Di Pameran Seni Rupa dan Sastra bertajuk Retrospeksi Nasjah Djamin di Galeri Nasional Indonesia, Jakarta, terungkap sekelumit hikayat seniman berjuluk Si Anak Hilang ini. Pameran yang berlangsung pada 25 Oktober - 3 November 2017 itu menampilkan 30 lukisan, serta puluhan arsip tentang seniman kelahiran Perbaungan itu.
Dalam proses berkeseniannya, Nasjah menjadikan lukisan-lukisan seperti cara memvisualkan bait-bait puisinya. Sebaliknya, dia menjadikan puisi-puisinya terjemahan dari imaji visualnya.
Baca juga: 3 Seniman Populer Ini Sukses Mengubah Mental Illness Jadi Energi Berkarya
Namun, dalam catatan pengantar pameran dituliskan bahwa seniman ini lebih nyaman menulis ketimbang melukis. Sastra bagi Nasjah sudah menjadi obat untuk melepaskan pikiran, pendapat, tentang kehidupan dan hidup. Di mana hal itu sedikit sukar untuk dikemukakan lewat lukisan, warna, dan garis.
Meskipun begitu, Nasjah memulai karier keseniannya dari melukis. Ceritanya pada penghujung 1945, Nasjah pergi merantau ke Jawa untuk belajar melukis dengan seniman-seniman di Yogyakarta, salah satunya S. Sudjojono. Demi hal ini, dia rela meninggalkan pekerjaannya sebagai pelukis di Penerangan Tentara Republik Indonesia, Medan.
Bila hanya berdiam diri di Medan, Nasjah merasa tidak akan maju sebagai pelukis. Sesampainya di Jawa, Nasjah bergaul dan mengambil ilmu dar seniman-seniman besar di Yogyakarta pada saat itu. Saat memutuskan hijrah ke Jakarta pada 1948, Nasjah bekerja di Balai Pustaka sebagai illustrator. Di sinilah, dia bertemu dengan sastrawan seperti Idrus, Utuy T Sontani, dan Achdiat Karta Mihardja tak terkecuali Chairil Anwar.

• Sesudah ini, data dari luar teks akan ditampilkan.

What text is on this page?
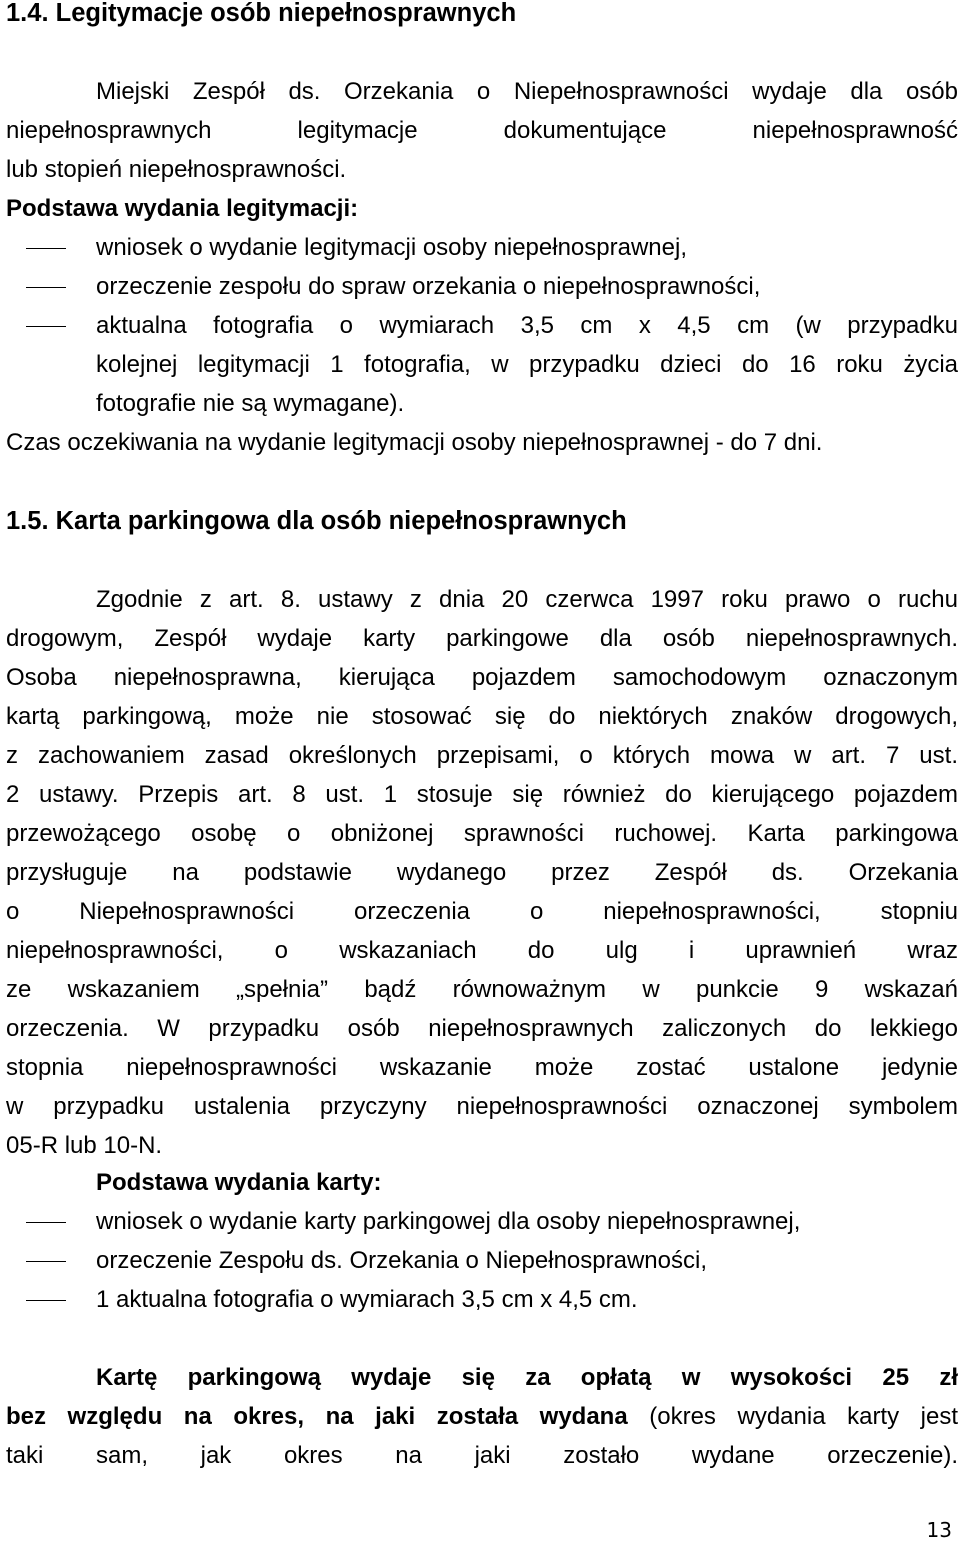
1.4. Legitymacje osób niepełnosprawnych
Miejski Zespół ds. Orzekania o Niepełnosprawności wydaje dla osób
niepełnosprawnych legitymacje dokumentujące niepełnosprawność
lub stopień niepełnosprawności.
Podstawa wydania legitymacji:
wniosek o wydanie legitymacji osoby niepełnosprawnej,
orzeczenie zespołu do spraw orzekania o niepełnosprawności,
aktualna fotografia o wymiarach 3,5 cm x 4,5 cm (w przypadku
kolejnej legitymacji 1 fotografia, w przypadku dzieci do 16 roku życia
fotografie nie są wymagane).
Czas oczekiwania na wydanie legitymacji osoby niepełnosprawnej - do 7 dni.
1.5. Karta parkingowa dla osób niepełnosprawnych
Zgodnie z art. 8. ustawy z dnia 20 czerwca 1997 roku prawo o ruchu
drogowym, Zespół wydaje karty parkingowe dla osób niepełnosprawnych.
Osoba niepełnosprawna, kierująca pojazdem samochodowym oznaczonym
kartą parkingową, może nie stosować się do niektórych znaków drogowych,
z zachowaniem zasad określonych przepisami, o których mowa w art. 7 ust.
2 ustawy. Przepis art. 8 ust. 1 stosuje się również do kierującego pojazdem
przewożącego osobę o obniżonej sprawności ruchowej. Karta parkingowa
przysługuje na podstawie wydanego przez Zespół ds. Orzekania
o Niepełnosprawności orzeczenia o niepełnosprawności, stopniu
niepełnosprawności, o wskazaniach do ulg i uprawnień wraz
ze wskazaniem „spełnia” bądź równoważnym w punkcie 9 wskazań
orzeczenia. W przypadku osób niepełnosprawnych zaliczonych do lekkiego
stopnia niepełnosprawności wskazanie może zostać ustalone jedynie
w przypadku ustalenia przyczyny niepełnosprawności oznaczonej symbolem
05-R lub 10-N.
Podstawa wydania karty:
wniosek o wydanie karty parkingowej dla osoby niepełnosprawnej,
orzeczenie Zespołu ds. Orzekania o Niepełnosprawności,
1 aktualna fotografia o wymiarach 3,5 cm x 4,5 cm.
Kartę parkingową wydaje się za opłatą w wysokości 25 zł
bez względu na okres, na jaki została wydana (okres wydania karty jest
taki sam, jak okres na jaki zostało wydane orzeczenie).
13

Selain Sudjojono, Chairil Anwar adalah sosok penting dalam karier Nasjah. Semangat-semangat Chairil ikut memengaruhi prinsip keseniannya. Dalam prinsipnya Nasjah berkeyakinan bahwa seorang seniman harus terjun langsung ke dalam hidup dan kehidupan agar menguasai apa yang ingin disampaikan.
Laila Tifah, putri ketiga dari Nasjah menuturkan meski berguru pada Sudjojono, ayahnya justru lebih akrab dengan sosok Affandi dan Chairil. Dia menduga hal itu terjadi karena ayahnya dan Sudjojono memiliki pandangan berbeda. “Mungkin karena Sudjojono terjun ke politik sehingga membuat ayah tidak lagi dekat,” ujarnya.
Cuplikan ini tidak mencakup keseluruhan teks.